Le parcours atypique de Bruno Louchin, fondateur d’Alkor Diff

Un patron de PME bien dans sa peau, fier de son équipe, fier de sa boite, ça existe : Bruno Louchin en fait partie. Info-chalon.com retrace son parcours de chef d’entreprise. Un itinéraire plutôt atypique.

Fier d’être chef d’entreprise, ça sonne un peu provoc, non ? Eh bien, c’est précisément parce que, en France, les chefs d’entreprises sont souvent stéréotypés et soupçonnés de tous les maux de la Bible, qu’il est bon de remonter le cheminement — voire les méandres — qui l’ont mené jusque-là. D’une part, ça peut aider son prochain (la Bible et le prochain, on y est), d’autre part, casser les stéréotypes, c’est ouvrir les yeux.

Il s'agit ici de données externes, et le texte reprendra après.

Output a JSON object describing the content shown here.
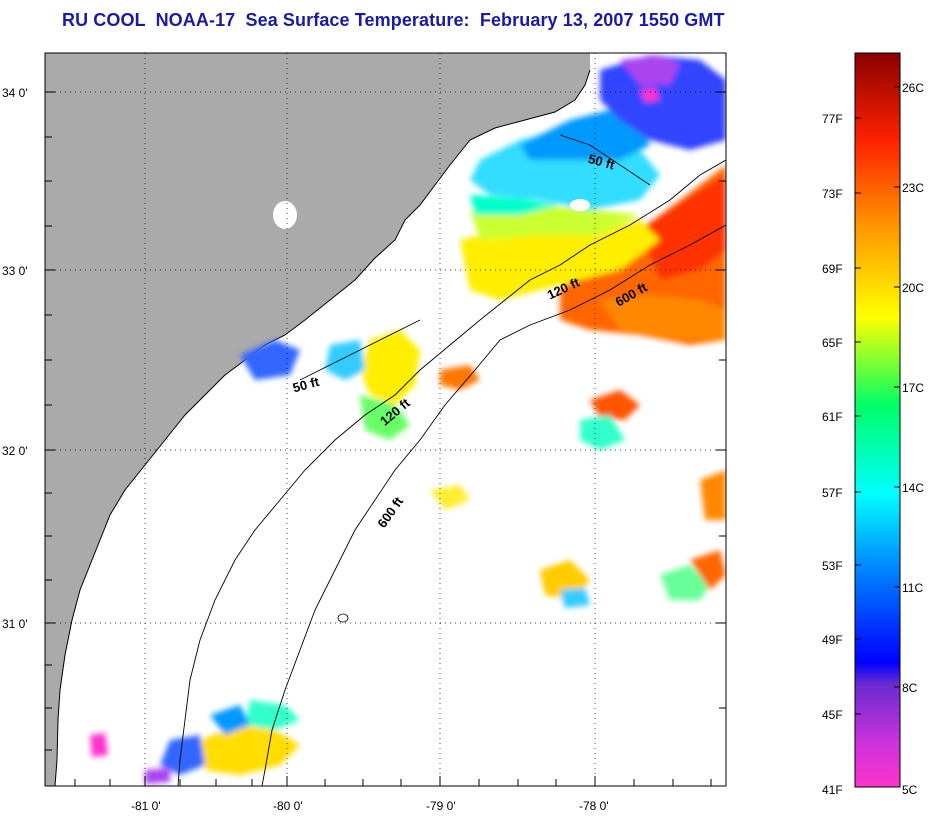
{
  "title": "RU COOL  NOAA-17  Sea Surface Temperature:  February 13, 2007 1550 GMT",
  "axes": {
    "lon_labels": [
      "-81 0'",
      "-80 0'",
      "-79 0'",
      "-78 0'"
    ],
    "lat_labels": [
      "34 0'",
      "33 0'",
      "32 0'",
      "31 0'"
    ]
  },
  "contours": {
    "c50a": "50 ft",
    "c50b": "50 ft",
    "c120a": "120 ft",
    "c120b": "120 ft",
    "c600a": "600 ft",
    "c600b": "600 ft"
  },
  "colorbar": {
    "fahrenheit": [
      "77F",
      "73F",
      "69F",
      "65F",
      "61F",
      "57F",
      "53F",
      "49F",
      "45F",
      "41F"
    ],
    "celsius": [
      "26C",
      "23C",
      "20C",
      "17C",
      "14C",
      "11C",
      "8C",
      "5C"
    ],
    "colors": [
      "#ff33cc",
      "#6a2bd0",
      "#0000ff",
      "#0088ff",
      "#00ffff",
      "#00ff66",
      "#ffff00",
      "#ff9900",
      "#ff2200",
      "#8b0000"
    ]
  },
  "colors": {
    "land": "#aaaaaa",
    "ocean": "#ffffff",
    "title": "#1a1aa8"
  }
}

La voie qu’emprunte Bruno n’est pas rectiligne, tant s’en faut, elle est parsemée de boulots en Interim, d’emplois alimentaires et de prises de conscience. Il y a 15 ans, jamais il ne serait imaginé à la tête d’une PME. Jusque-là, son parcours professionnel avait alterné les coups de cœur et les coups du sort.

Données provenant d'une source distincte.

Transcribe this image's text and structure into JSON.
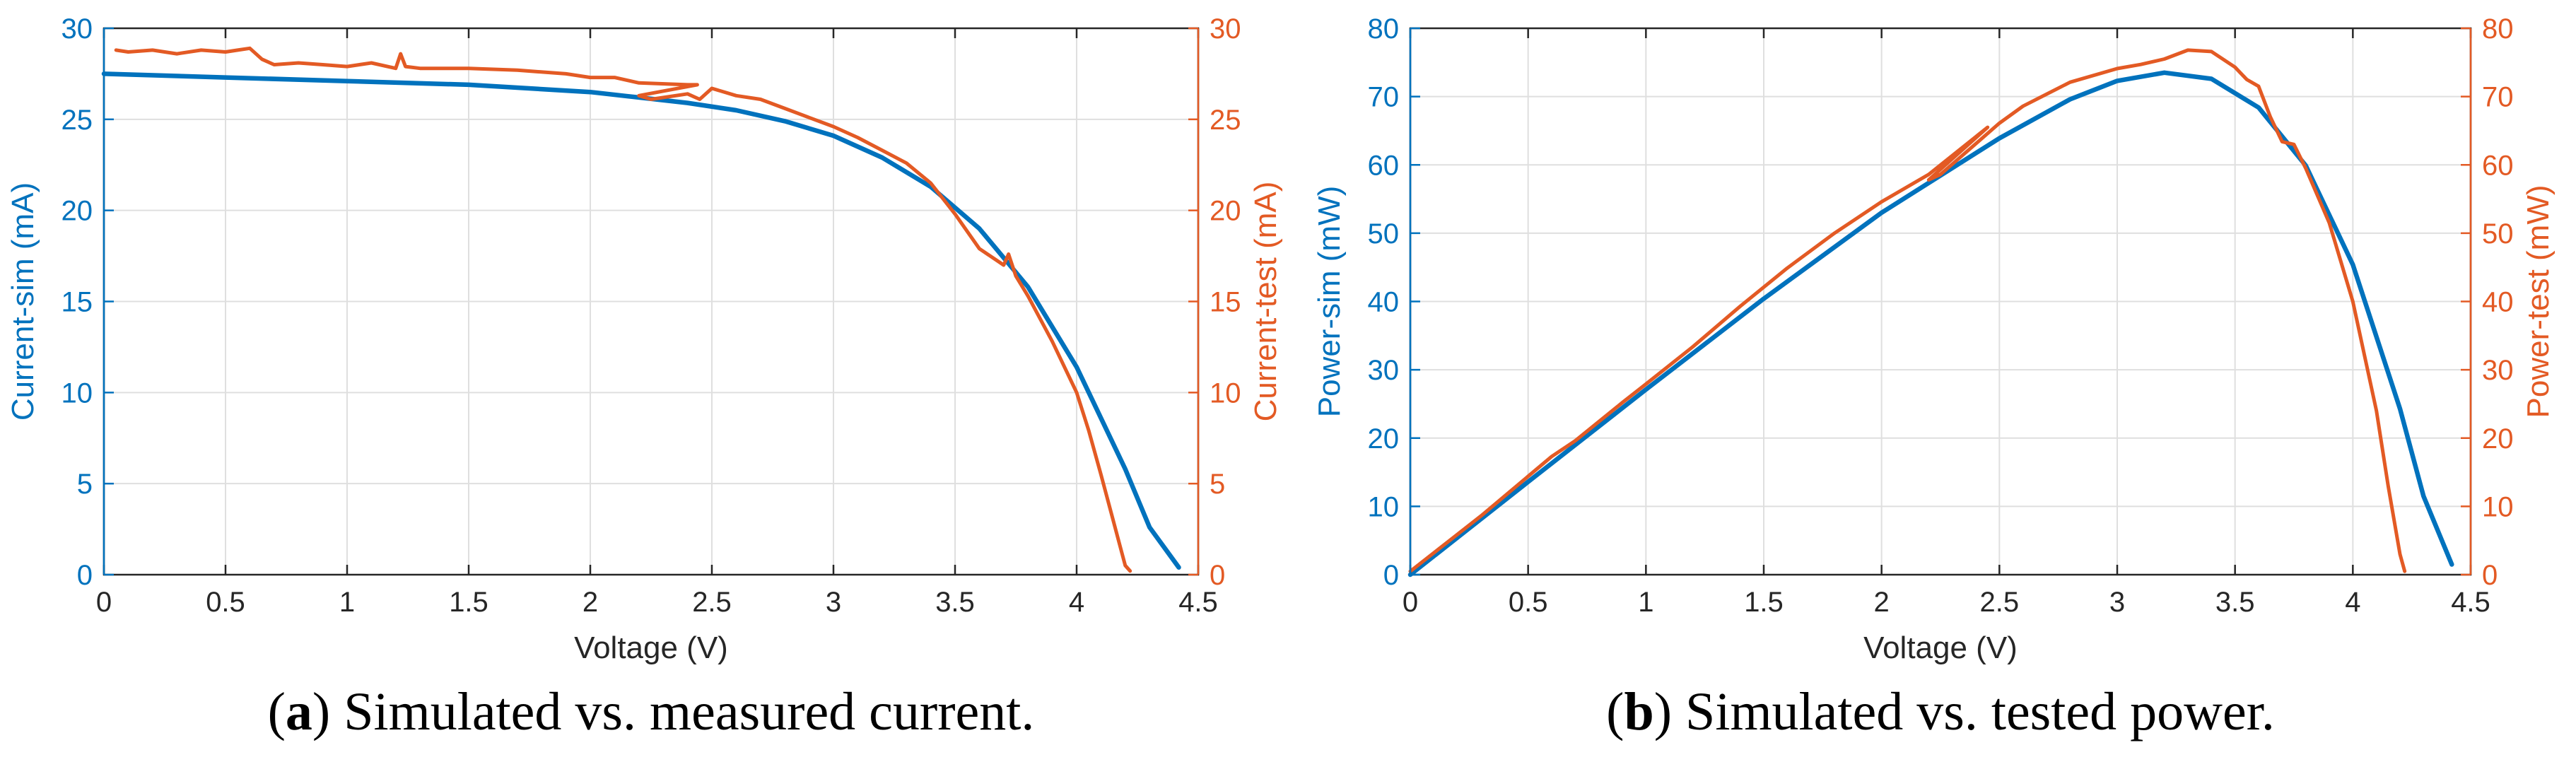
{
  "colors": {
    "sim": "#0072BD",
    "test": "#E35A24",
    "axis": "#262626",
    "grid": "#DFDFDF"
  },
  "chart_data": [
    {
      "id": "a",
      "type": "line",
      "caption_prefix": "(",
      "caption_letter": "a",
      "caption_text": ") Simulated vs. measured current.",
      "xlabel": "Voltage (V)",
      "ylabel_left": "Current-sim (mA)",
      "ylabel_right": "Current-test (mA)",
      "xlim": [
        0,
        4.5
      ],
      "ylim_left": [
        0,
        30
      ],
      "ylim_right": [
        0,
        30
      ],
      "xticks": [
        0,
        0.5,
        1,
        1.5,
        2,
        2.5,
        3,
        3.5,
        4,
        4.5
      ],
      "xtick_labels": [
        "0",
        "0.5",
        "1",
        "1.5",
        "2",
        "2.5",
        "3",
        "3.5",
        "4",
        "4.5"
      ],
      "yticks_left": [
        0,
        5,
        10,
        15,
        20,
        25,
        30
      ],
      "ytick_labels_left": [
        "0",
        "5",
        "10",
        "15",
        "20",
        "25",
        "30"
      ],
      "yticks_right": [
        0,
        5,
        10,
        15,
        20,
        25,
        30
      ],
      "ytick_labels_right": [
        "0",
        "5",
        "10",
        "15",
        "20",
        "25",
        "30"
      ],
      "grid": true,
      "series": [
        {
          "name": "Current-sim",
          "axis": "left",
          "x": [
            0,
            0.5,
            1,
            1.5,
            2,
            2.2,
            2.4,
            2.6,
            2.8,
            3.0,
            3.2,
            3.4,
            3.6,
            3.8,
            4.0,
            4.2,
            4.3,
            4.42
          ],
          "y": [
            27.5,
            27.3,
            27.1,
            26.9,
            26.5,
            26.2,
            25.9,
            25.5,
            24.9,
            24.1,
            22.9,
            21.3,
            19.0,
            15.8,
            11.4,
            5.8,
            2.6,
            0.4
          ]
        },
        {
          "name": "Current-test",
          "axis": "right",
          "x": [
            0.05,
            0.1,
            0.2,
            0.3,
            0.4,
            0.5,
            0.55,
            0.6,
            0.65,
            0.7,
            0.8,
            0.9,
            1.0,
            1.1,
            1.2,
            1.22,
            1.24,
            1.3,
            1.5,
            1.7,
            1.9,
            2.0,
            2.1,
            2.2,
            2.4,
            2.44,
            2.2,
            2.25,
            2.4,
            2.45,
            2.5,
            2.6,
            2.7,
            2.8,
            2.9,
            3.0,
            3.1,
            3.2,
            3.3,
            3.4,
            3.5,
            3.6,
            3.7,
            3.72,
            3.75,
            3.8,
            3.9,
            4.0,
            4.05,
            4.1,
            4.15,
            4.18,
            4.2,
            4.22
          ],
          "y": [
            28.8,
            28.7,
            28.8,
            28.6,
            28.8,
            28.7,
            28.8,
            28.9,
            28.3,
            28.0,
            28.1,
            28.0,
            27.9,
            28.1,
            27.8,
            28.6,
            27.9,
            27.8,
            27.8,
            27.7,
            27.5,
            27.3,
            27.3,
            27.0,
            26.9,
            26.9,
            26.3,
            26.1,
            26.4,
            26.1,
            26.7,
            26.3,
            26.1,
            25.6,
            25.1,
            24.6,
            24.0,
            23.3,
            22.6,
            21.5,
            19.8,
            17.9,
            17.0,
            17.6,
            16.4,
            15.3,
            12.8,
            10.0,
            7.9,
            5.5,
            3.0,
            1.5,
            0.5,
            0.2
          ]
        }
      ]
    },
    {
      "id": "b",
      "type": "line",
      "caption_prefix": "(",
      "caption_letter": "b",
      "caption_text": ") Simulated vs. tested power.",
      "xlabel": "Voltage (V)",
      "ylabel_left": "Power-sim (mW)",
      "ylabel_right": "Power-test (mW)",
      "xlim": [
        0,
        4.5
      ],
      "ylim_left": [
        0,
        80
      ],
      "ylim_right": [
        0,
        80
      ],
      "xticks": [
        0,
        0.5,
        1,
        1.5,
        2,
        2.5,
        3,
        3.5,
        4,
        4.5
      ],
      "xtick_labels": [
        "0",
        "0.5",
        "1",
        "1.5",
        "2",
        "2.5",
        "3",
        "3.5",
        "4",
        "4.5"
      ],
      "yticks_left": [
        0,
        10,
        20,
        30,
        40,
        50,
        60,
        70,
        80
      ],
      "ytick_labels_left": [
        "0",
        "10",
        "20",
        "30",
        "40",
        "50",
        "60",
        "70",
        "80"
      ],
      "yticks_right": [
        0,
        10,
        20,
        30,
        40,
        50,
        60,
        70,
        80
      ],
      "ytick_labels_right": [
        "0",
        "10",
        "20",
        "30",
        "40",
        "50",
        "60",
        "70",
        "80"
      ],
      "grid": true,
      "series": [
        {
          "name": "Power-sim",
          "axis": "left",
          "x": [
            0,
            0.5,
            1.0,
            1.5,
            2.0,
            2.5,
            2.8,
            3.0,
            3.2,
            3.4,
            3.6,
            3.8,
            4.0,
            4.2,
            4.3,
            4.42
          ],
          "y": [
            0,
            13.6,
            27.1,
            40.4,
            53.0,
            63.9,
            69.6,
            72.3,
            73.5,
            72.6,
            68.4,
            59.9,
            45.4,
            24.3,
            11.5,
            1.5
          ]
        },
        {
          "name": "Power-test",
          "axis": "right",
          "x": [
            0,
            0.3,
            0.6,
            0.7,
            0.9,
            1.0,
            1.2,
            1.4,
            1.6,
            1.8,
            2.0,
            2.2,
            2.45,
            2.2,
            2.25,
            2.5,
            2.6,
            2.8,
            3.0,
            3.1,
            3.2,
            3.3,
            3.4,
            3.5,
            3.55,
            3.6,
            3.65,
            3.7,
            3.75,
            3.8,
            3.9,
            4.0,
            4.1,
            4.15,
            4.2,
            4.22
          ],
          "y": [
            0.5,
            8.6,
            17.3,
            19.6,
            25.2,
            27.9,
            33.4,
            39.3,
            44.9,
            50.0,
            54.6,
            58.6,
            65.5,
            57.8,
            58.6,
            66.1,
            68.6,
            72.1,
            74.1,
            74.7,
            75.5,
            76.8,
            76.6,
            74.3,
            72.5,
            71.5,
            67.0,
            63.4,
            63.0,
            59.5,
            51.5,
            40.0,
            24.0,
            13.0,
            3.0,
            0.5
          ]
        }
      ]
    }
  ]
}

De la radio à l’Opéra, de la musique avant toute chose

« Mes premiers pas, je les ai faits à la radio. 1983 : Mitterrand légalise les radios libres. J’avais 13 ans, j’ai plongé dedans. » Tout a commencé avec la passion de la musique, plutôt rock, et le bénévolat. « C’est curieux d’ailleurs, parce que j’étais un adolescent timide. Mais quand tu fais de la radio, tu es enfermé dans un bocal, tu n’es pas face aux gens. Et le micro, c’est un vrai jeu. » Vers 16 ans, poussé par des copains, il se prend peu à peu à un autre jeu : DJ de soirées étudiantes à Châtillon-sur-Seine, sa ville. « Je l’ai fait pendant 3 ans, en amateur, mais là, je pouvais me retrouver face à 600 jeunes, ça aide à travailler sa personnalité. » Puis Bruno Louchin s’installe à Dijon et se professionnalise, en travaillant à Radio Dijon Campus pendant 3 ans. Cependant, on a beau être à l’air des radios libres, il existe des standards pour évoluer dans les plus grandes radios du moment (Skyrock, Fun Radio, NRJ) et Bruno ne rentre pas dans les cases.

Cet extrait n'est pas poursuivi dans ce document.